Effect of Treatment of Periodontitis on Incretin Axis in Obese and Nonobese Individuals: A Cohort Study

• Published in: The journal of clinical endocrinology and metabolism Vol. 106; no. 1; pp. e74 - e82
• Main Authors: Suvan, Jeanie, Masi, Stefano, Harrington, Zoe, Santini, Eleonora, Raggi, Francesco, D'Aiuto, Francesco, Solini, Anna
• Format: Journal Article
• Language: English
• Published: United States Oxford University Press 01.01.2021
• Subjects: Analysis; C-reactive protein; Care and treatment; Development and progression; Dextrose; Diabetes mellitus (non-insulin dependent); Diabetes therapy; GIP protein; Glucagon; Glucagon-like peptide 1; Glucose; Gum disease; Inflammation; Insulin; Metabolism; Obesity; Oxidative stress; Patients; Periodontitis; Type 2 diabetes; incretin axis; obesity; periodontitis
• ISSN: 0021-972X; 1945-7197
• DOI: 10.1210/clinem/dgaa757

Periodontitis confers an increased risk of developing type 2 diabetes and, in patients with obesity, it might interfere with the incretin axis. The effect of periodontal treatment on glucoregulatory hormones remains unknown.
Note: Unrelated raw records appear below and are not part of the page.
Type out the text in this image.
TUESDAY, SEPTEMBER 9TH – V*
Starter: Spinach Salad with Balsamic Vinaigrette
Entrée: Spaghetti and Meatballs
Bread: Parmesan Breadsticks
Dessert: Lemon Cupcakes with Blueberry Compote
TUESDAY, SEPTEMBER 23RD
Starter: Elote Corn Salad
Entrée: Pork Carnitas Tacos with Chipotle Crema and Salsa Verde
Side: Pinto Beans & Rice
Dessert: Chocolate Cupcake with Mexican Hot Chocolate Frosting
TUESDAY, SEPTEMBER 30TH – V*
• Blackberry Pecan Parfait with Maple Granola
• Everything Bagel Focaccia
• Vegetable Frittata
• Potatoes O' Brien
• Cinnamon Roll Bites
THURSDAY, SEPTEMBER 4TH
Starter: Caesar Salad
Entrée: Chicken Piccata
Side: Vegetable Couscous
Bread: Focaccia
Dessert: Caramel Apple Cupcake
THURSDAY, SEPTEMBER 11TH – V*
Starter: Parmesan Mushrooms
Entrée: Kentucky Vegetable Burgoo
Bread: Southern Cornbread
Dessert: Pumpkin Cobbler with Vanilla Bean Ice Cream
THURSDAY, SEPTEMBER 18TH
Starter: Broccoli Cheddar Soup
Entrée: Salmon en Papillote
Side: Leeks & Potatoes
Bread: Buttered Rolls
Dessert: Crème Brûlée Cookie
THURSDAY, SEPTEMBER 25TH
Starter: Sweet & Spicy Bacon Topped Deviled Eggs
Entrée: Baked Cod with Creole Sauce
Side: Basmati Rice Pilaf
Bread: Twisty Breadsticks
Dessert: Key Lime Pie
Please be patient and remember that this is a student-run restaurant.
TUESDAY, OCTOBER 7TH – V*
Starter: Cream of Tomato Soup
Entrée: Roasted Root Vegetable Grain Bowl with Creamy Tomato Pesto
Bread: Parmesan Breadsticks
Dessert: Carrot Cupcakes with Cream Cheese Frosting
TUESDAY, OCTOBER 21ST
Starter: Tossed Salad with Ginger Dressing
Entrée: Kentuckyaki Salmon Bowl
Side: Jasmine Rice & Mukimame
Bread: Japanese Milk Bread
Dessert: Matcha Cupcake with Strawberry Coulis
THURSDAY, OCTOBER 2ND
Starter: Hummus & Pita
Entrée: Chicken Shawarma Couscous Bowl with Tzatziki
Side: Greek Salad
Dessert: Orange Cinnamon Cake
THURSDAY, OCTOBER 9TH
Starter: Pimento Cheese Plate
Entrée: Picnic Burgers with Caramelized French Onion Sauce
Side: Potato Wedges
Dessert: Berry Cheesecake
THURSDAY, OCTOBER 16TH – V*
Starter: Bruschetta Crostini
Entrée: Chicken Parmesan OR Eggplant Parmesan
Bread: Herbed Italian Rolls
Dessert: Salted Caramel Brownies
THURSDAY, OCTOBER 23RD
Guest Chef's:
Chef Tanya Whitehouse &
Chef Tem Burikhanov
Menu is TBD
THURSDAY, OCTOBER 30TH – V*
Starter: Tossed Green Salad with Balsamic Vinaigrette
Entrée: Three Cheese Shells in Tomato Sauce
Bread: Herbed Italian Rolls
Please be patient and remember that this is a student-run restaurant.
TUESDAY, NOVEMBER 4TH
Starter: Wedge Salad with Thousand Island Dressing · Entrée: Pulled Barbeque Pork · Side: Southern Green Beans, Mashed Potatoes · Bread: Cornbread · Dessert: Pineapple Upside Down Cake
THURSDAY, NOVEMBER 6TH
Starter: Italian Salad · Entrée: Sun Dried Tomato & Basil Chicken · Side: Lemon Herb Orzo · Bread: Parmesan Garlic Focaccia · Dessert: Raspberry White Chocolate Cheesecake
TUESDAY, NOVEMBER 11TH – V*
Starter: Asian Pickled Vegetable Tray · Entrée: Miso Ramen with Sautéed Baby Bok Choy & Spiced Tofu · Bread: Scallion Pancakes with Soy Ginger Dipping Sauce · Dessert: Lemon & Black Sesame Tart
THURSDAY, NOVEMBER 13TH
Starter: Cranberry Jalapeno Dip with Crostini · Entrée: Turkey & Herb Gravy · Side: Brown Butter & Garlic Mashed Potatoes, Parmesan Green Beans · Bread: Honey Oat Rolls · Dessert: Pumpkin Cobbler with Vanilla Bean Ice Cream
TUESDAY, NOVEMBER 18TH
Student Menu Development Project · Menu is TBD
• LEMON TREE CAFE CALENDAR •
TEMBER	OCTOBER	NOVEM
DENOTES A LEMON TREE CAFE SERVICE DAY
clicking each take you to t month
To evaluate the effect of periodontal treatment on incretin axis in obese and lean nondiabetic individuals. King's College Dental Hospital and Institute, London, UK. The metabolic profile of obese and normal-body-mass-index individuals affected by periodontitis was studied at baseline, 2, and 6 months after intensive periodontal treatment, by measuring plasma insulin, glucagon, glucagon-like peptide-1(GLP-1), and glucose-dependent insulinotropic polypeptide (GIP) and markers of systemic inflammation and oxidative stress. Circulating levels of incretins and inflammatory markers. At baseline, periodontal parameters were worse for obese than nonobese; this was accompanied by higher levels of circulating high-sensitivity C-reactive protein (hs-CRP), insulin, and GLP-1. The response to periodontal treatment was less favorable in the obese group, without significant variations of hs-CRP or malondialdehyde. Glucoregulatory hormones changed differently after treatment: while insulin and glucagon did not vary at 2 and 6 months, GLP-1 and GIP significantly increased at 6 months in both groups. In particular, GLP-1 increased more rapidly in obese participants, while the increase of GIP followed similar trends across visits in both groups. Nonsurgical treatment of periodontitis is associated with increased GLP-1 and GIP levels in nonobese and obese patients; changes in GLP-1 were more rapid in obese participants. This might have positive implications for the metabolic risk of these individuals.